Natalia
Natalia Niedmann Alvarez
2023-24 Lloyd & Susanne Rudolph Field Research Fellow

Biography:
I am a first-year History Ph.D. student and a fourth-year J.S.D. student at the Law School. I am originally from Chile, where I went to law school and was admitted to the bar. I worked in the Chilean antitrust agency before moving to the U.S. for graduate school in 2018. I am interested in the ways the law can situate or limit social. My research focuses on questions of legal history, feminist activism, and constitutional law.

Project Title: Derecho Feminista: A Comparative Social History of Feminist Legalities in Mexico and the United States

Abstract

“In Mexico and the U.S., feminists in the 1970s created and disputed social norms and institutions to transform women’s position in society. In their political practice, activists deployed law in imaginative ways, experimenting with alternative forms of organizing production and reproduction: in mutual aid societies, feminist unions, popular daycares, radical magazines, and many more. Feminism was not just a lens or a demand but a vantage point through which to re-imagine and re-invent social, economic, and cultural structures. Because of their similar trajectories, a comparative social history of feminists’ legal projects offers a privileged site to investigate feminist politics, their breadth, significance, and afterlives.  

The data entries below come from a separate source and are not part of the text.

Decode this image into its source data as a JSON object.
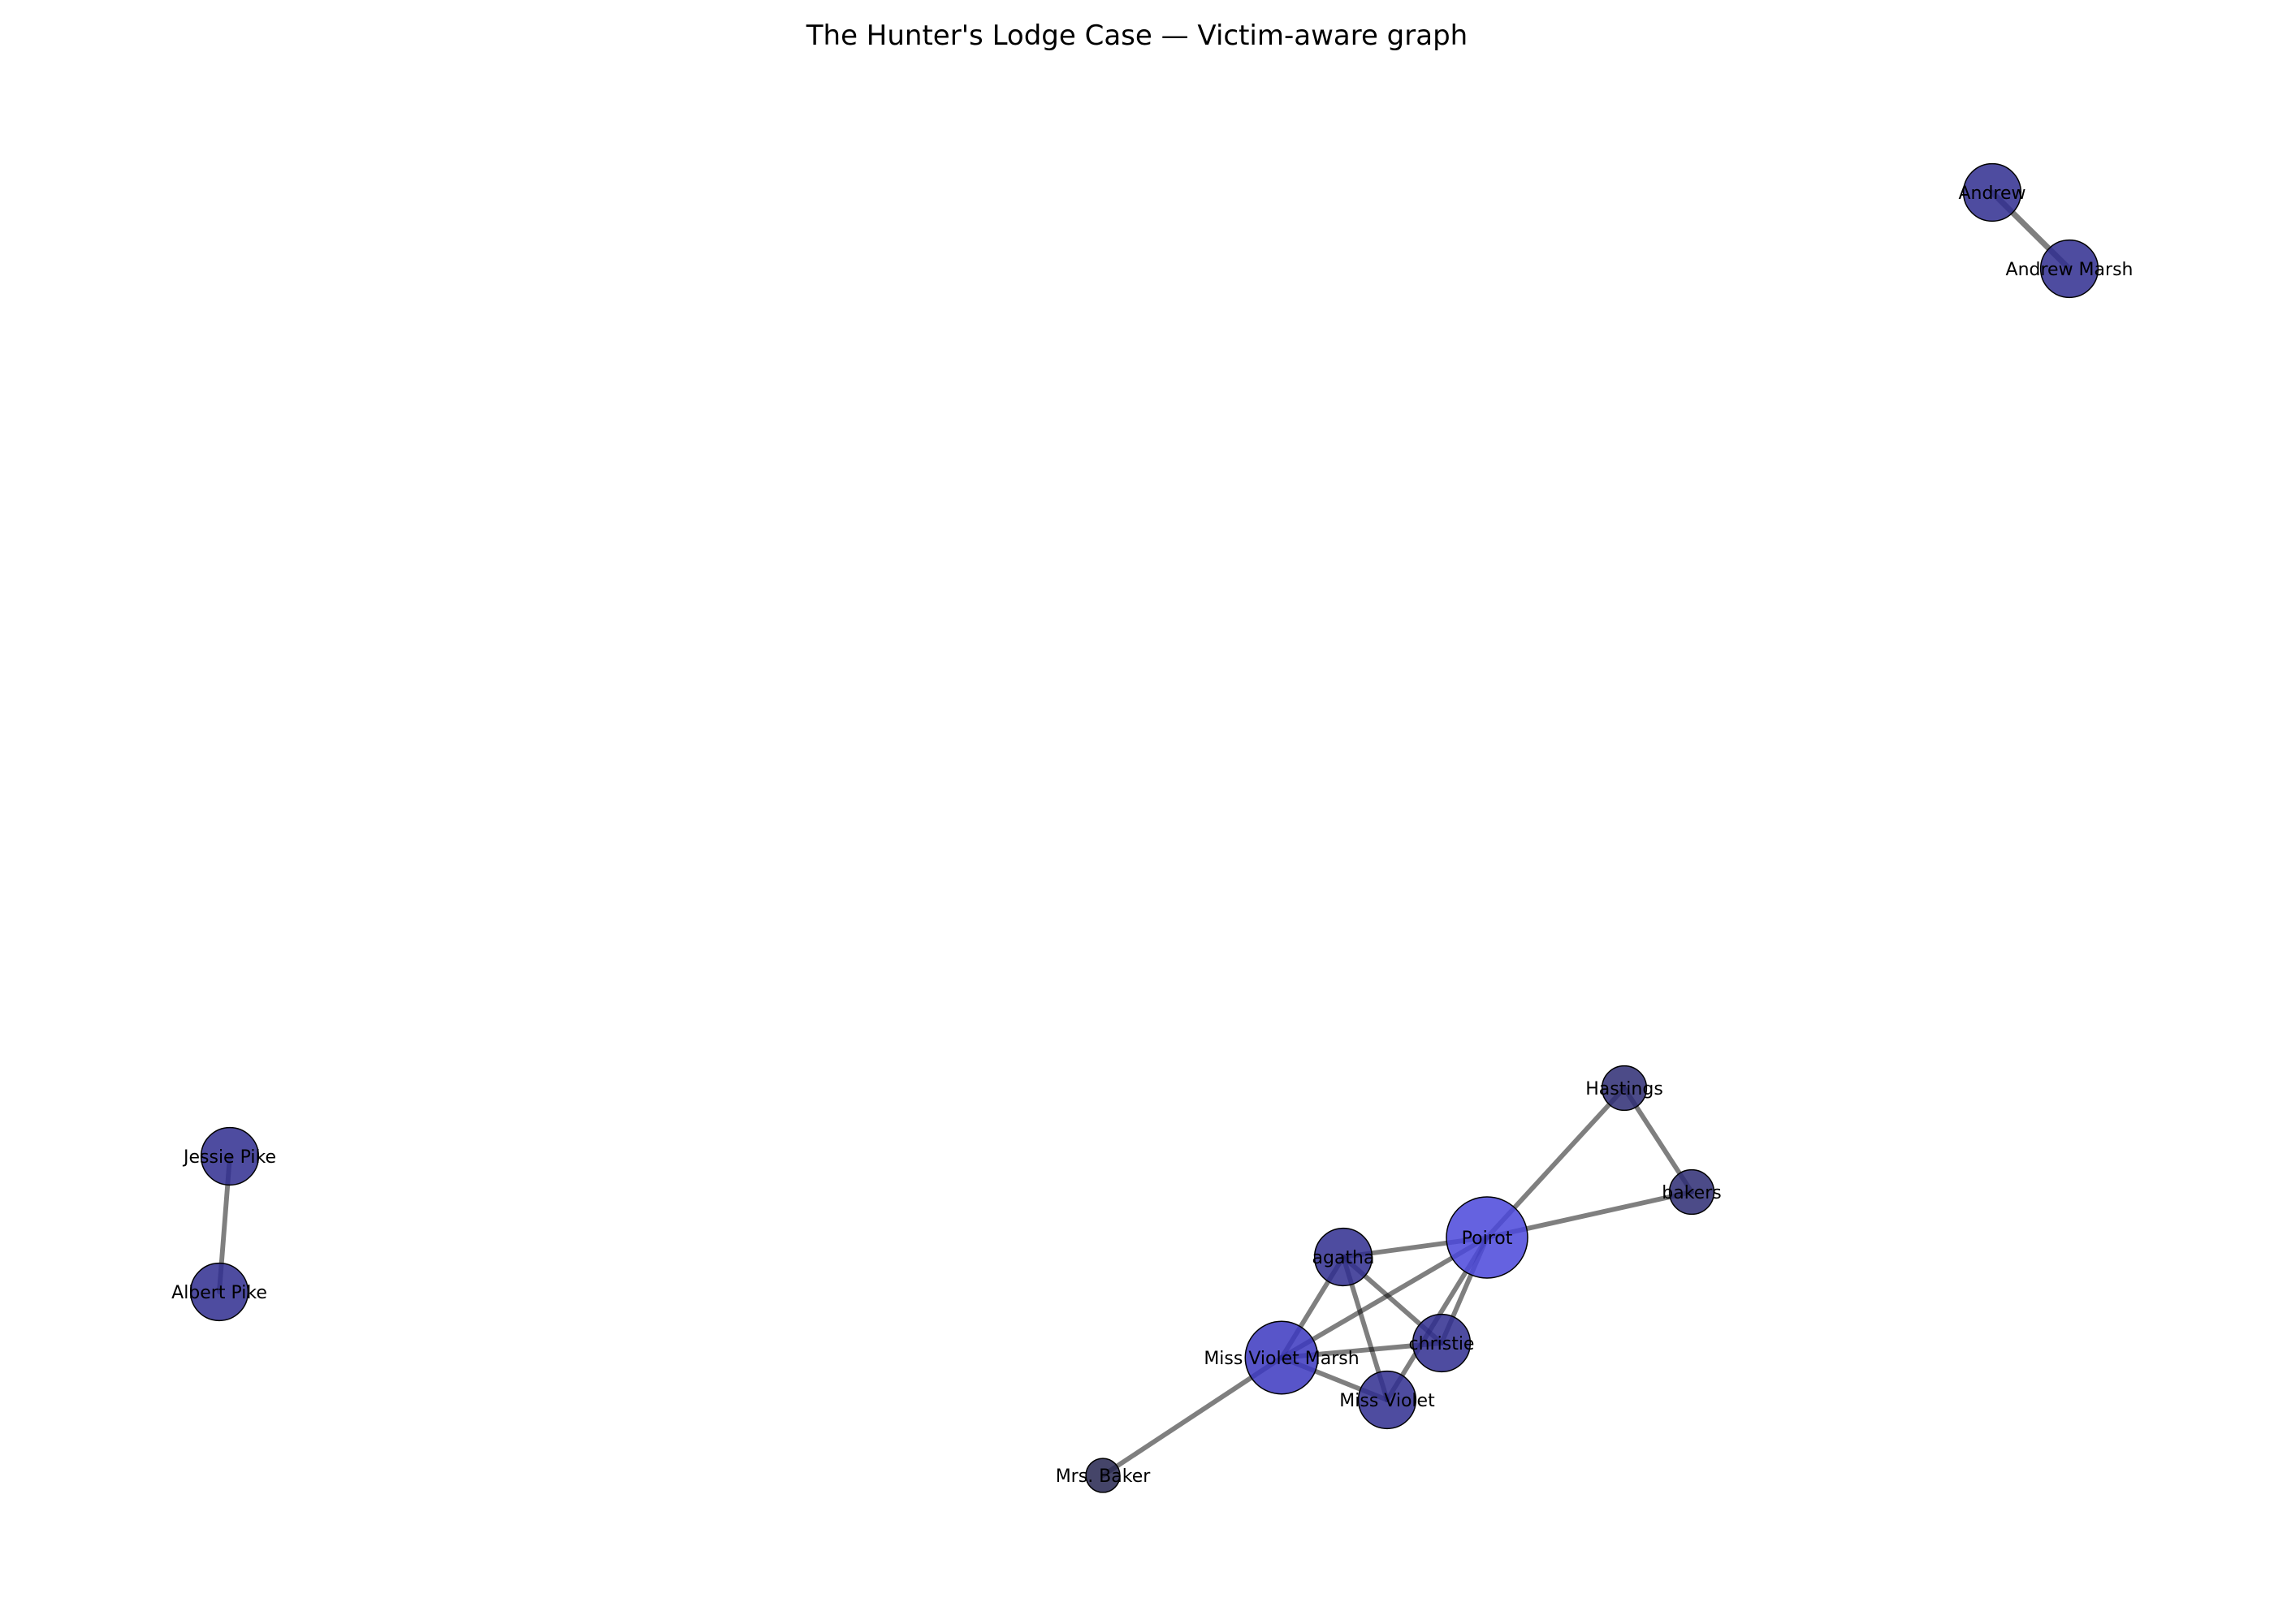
{
  "title": "The Hunter's Lodge Case — Victim-aware graph",
  "colors": {
    "edge": "#000000",
    "node_high": "#4a46da",
    "node_default": "#2f2d8f",
    "node_dark": "#25244f"
  },
  "nodes": [
    {
      "id": "Andrew",
      "label": "Andrew",
      "weight": 2,
      "color": "#2f2d8f"
    },
    {
      "id": "Andrew Marsh",
      "label": "Andrew Marsh",
      "weight": 2,
      "color": "#2f2d8f"
    },
    {
      "id": "Jessie Pike",
      "label": "Jessie Pike",
      "weight": 2,
      "color": "#2f2d8f"
    },
    {
      "id": "Albert Pike",
      "label": "Albert Pike",
      "weight": 2,
      "color": "#2f2d8f"
    },
    {
      "id": "Hastings",
      "label": "Hastings",
      "weight": 1.2,
      "color": "#2d2c73"
    },
    {
      "id": "bakers",
      "label": "bakers",
      "weight": 1.2,
      "color": "#2d2c73"
    },
    {
      "id": "Poirot",
      "label": "Poirot",
      "weight": 4,
      "color": "#4a46da"
    },
    {
      "id": "agatha",
      "label": "agatha",
      "weight": 2,
      "color": "#2f2d8f"
    },
    {
      "id": "christie",
      "label": "christie",
      "weight": 2,
      "color": "#2f2d8f"
    },
    {
      "id": "Miss Violet Marsh",
      "label": "Miss Violet Marsh",
      "weight": 3.2,
      "color": "#3b37c0"
    },
    {
      "id": "Miss Violet",
      "label": "Miss Violet",
      "weight": 2,
      "color": "#2f2d8f"
    },
    {
      "id": "Mrs. Baker",
      "label": "Mrs. Baker",
      "weight": 0.7,
      "color": "#25244f"
    }
  ],
  "edges": [
    {
      "source": "Andrew",
      "target": "Andrew Marsh",
      "weight": 3
    },
    {
      "source": "Jessie Pike",
      "target": "Albert Pike",
      "weight": 2
    },
    {
      "source": "Hastings",
      "target": "bakers",
      "weight": 2
    },
    {
      "source": "Hastings",
      "target": "Poirot",
      "weight": 2
    },
    {
      "source": "bakers",
      "target": "Poirot",
      "weight": 2
    },
    {
      "source": "agatha",
      "target": "Poirot",
      "weight": 2
    },
    {
      "source": "agatha",
      "target": "Miss Violet Marsh",
      "weight": 2
    },
    {
      "source": "agatha",
      "target": "christie",
      "weight": 2
    },
    {
      "source": "agatha",
      "target": "Miss Violet",
      "weight": 2
    },
    {
      "source": "Poirot",
      "target": "Miss Violet Marsh",
      "weight": 2
    },
    {
      "source": "Poirot",
      "target": "christie",
      "weight": 2
    },
    {
      "source": "Poirot",
      "target": "Miss Violet",
      "weight": 2
    },
    {
      "source": "Miss Violet Marsh",
      "target": "christie",
      "weight": 2
    },
    {
      "source": "Miss Violet Marsh",
      "target": "Miss Violet",
      "weight": 2
    },
    {
      "source": "Miss Violet Marsh",
      "target": "Mrs. Baker",
      "weight": 2
    }
  ]
}
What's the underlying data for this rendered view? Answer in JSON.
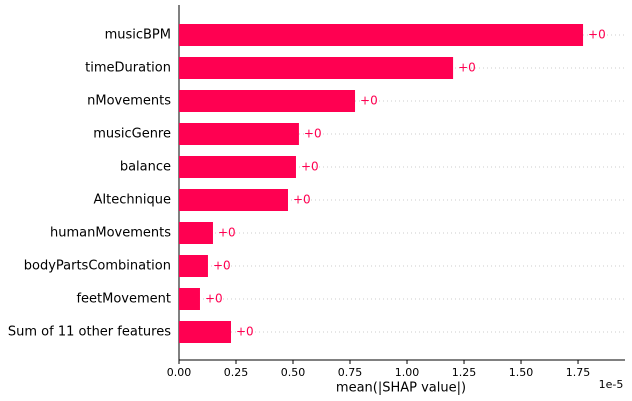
{
  "chart_data": {
    "type": "barh",
    "categories": [
      "musicBPM",
      "timeDuration",
      "nMovements",
      "musicGenre",
      "balance",
      "AItechnique",
      "humanMovements",
      "bodyPartsCombination",
      "feetMovement",
      "Sum of 11 other features"
    ],
    "values": [
      1.772e-05,
      1.202e-05,
      7.72e-06,
      5.26e-06,
      5.13e-06,
      4.78e-06,
      1.49e-06,
      1.27e-06,
      9.2e-07,
      2.28e-06
    ],
    "value_labels": [
      "+0",
      "+0",
      "+0",
      "+0",
      "+0",
      "+0",
      "+0",
      "+0",
      "+0",
      "+0"
    ],
    "color": "#ff0051",
    "xlabel": "mean(|SHAP value|)",
    "x_offset_label": "1e-5",
    "xlim": [
      0,
      1.956e-05
    ],
    "xticks": [
      {
        "value": 0,
        "label": "0.00"
      },
      {
        "value": 2.5e-06,
        "label": "0.25"
      },
      {
        "value": 5e-06,
        "label": "0.50"
      },
      {
        "value": 7.5e-06,
        "label": "0.75"
      },
      {
        "value": 1e-05,
        "label": "1.00"
      },
      {
        "value": 1.25e-05,
        "label": "1.25"
      },
      {
        "value": 1.5e-05,
        "label": "1.50"
      },
      {
        "value": 1.75e-05,
        "label": "1.75"
      }
    ]
  }
}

After the upheavals of the 70s, both countries witnessed the emergence of more narrow and static understandings of the law in the 80s and 90s. The principles that had informed the grassroots projects of prior decades largely disappeared. In the U.S., abortion rose as the epitome of feminist politics, whereas in Mexico, feminicidios became the paradigmatic feminist category in legal discourses. In both cases, the legal experiments and institutions of the 70s were virtually erased as historical legacies and political possibilities. This project intends to recover those histories as institutional visions that deployed the law as a site for feminist transformation and understand why and how it changed. During my Field Research, I will trace the trajectories of Mexican feminist groups and their shifting uses of the law as an institutional building block. I will conduct archival research and oral history interviews to reconstruct the feminist legalities activists articulated through their political practice and their change."